Barreda en la cultura popular
En televisión
- En 1995 en el ciclo Sin Condena emitido por Canal 9, Norman Briski interpreta al odontólogo Barreda, Silvina Rada a Gladys McDonald, Margara Alonso a Elena Arreche, Lara Zimmermann a Cecilia, y Leticia Brédice a Adriana. La historia comienza narrando la infancia del odontólogo y su vida familiar. El papel del padre de Barreda fue interpretado por el actor Ulises Dumont. El tango Reminiscencia del compositor argentino Astor Piazzolla fue la música utilizada para la escena en la que Barreda sale de paseo luego de cometer los asesinatos.
En literatura
- Ricardo Canaletti y Rolando Barbano escribieron El caso Barreda (2006).
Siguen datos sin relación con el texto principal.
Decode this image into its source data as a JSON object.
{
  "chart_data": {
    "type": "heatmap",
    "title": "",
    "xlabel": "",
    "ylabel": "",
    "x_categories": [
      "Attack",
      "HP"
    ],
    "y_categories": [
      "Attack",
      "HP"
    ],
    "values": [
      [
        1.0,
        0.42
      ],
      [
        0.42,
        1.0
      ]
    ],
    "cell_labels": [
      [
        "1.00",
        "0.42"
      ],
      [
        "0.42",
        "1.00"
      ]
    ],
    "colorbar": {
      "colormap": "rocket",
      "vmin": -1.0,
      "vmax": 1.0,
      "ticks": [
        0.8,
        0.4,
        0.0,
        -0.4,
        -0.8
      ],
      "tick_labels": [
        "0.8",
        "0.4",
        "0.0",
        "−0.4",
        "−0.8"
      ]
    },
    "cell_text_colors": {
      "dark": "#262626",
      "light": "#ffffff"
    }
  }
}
- En No somos ángeles, de Liliana Caruso, Florencia Etcheves y Mauro Szeta, tratan el caso Barreda.
- Guillermo Barrantes y Víctor Coviello citan al caso de Barreda en el capítulo «La Sonrisa Perfecta» de su tercer libro sobre mitos urbanos de Buenos Aires, Buenos Aires es Leyenda 3 (2008). El mito trata de un dentista psicótico y asesino, y Barreda es citado como ejemplo de agente disparador del mito, o de parte de éste.
- Rodolfo Palacios escribió Conchita. Ricardo Barreda, el hombre que no amaba a las mujeres (2012). Editado por Libros de Cerca.
En música
- El grupo argentino de punk-rock Attaque 77 le dedicó la canción «Barreda’s Way» del álbum Antihumano (2003). Fue el primer corte de difusión del disco y se trataba de un homenaje al odontólogo Barreda.
- Se lo menciona en la canción «La Argentinidad Al Palo» de Bersuit Vergarabat, (2004).
- Horacio Fontova, músico argentino, compuso un tema que llamó «Milonga Para Barreda».
- El grupo Sometidos Por Morgan, de Argentina, con Pablo Marchetti en voz, compuso el tema «La Cumbia Del Odontólogo». El tema fue publicado en su disco Ludomático (1995).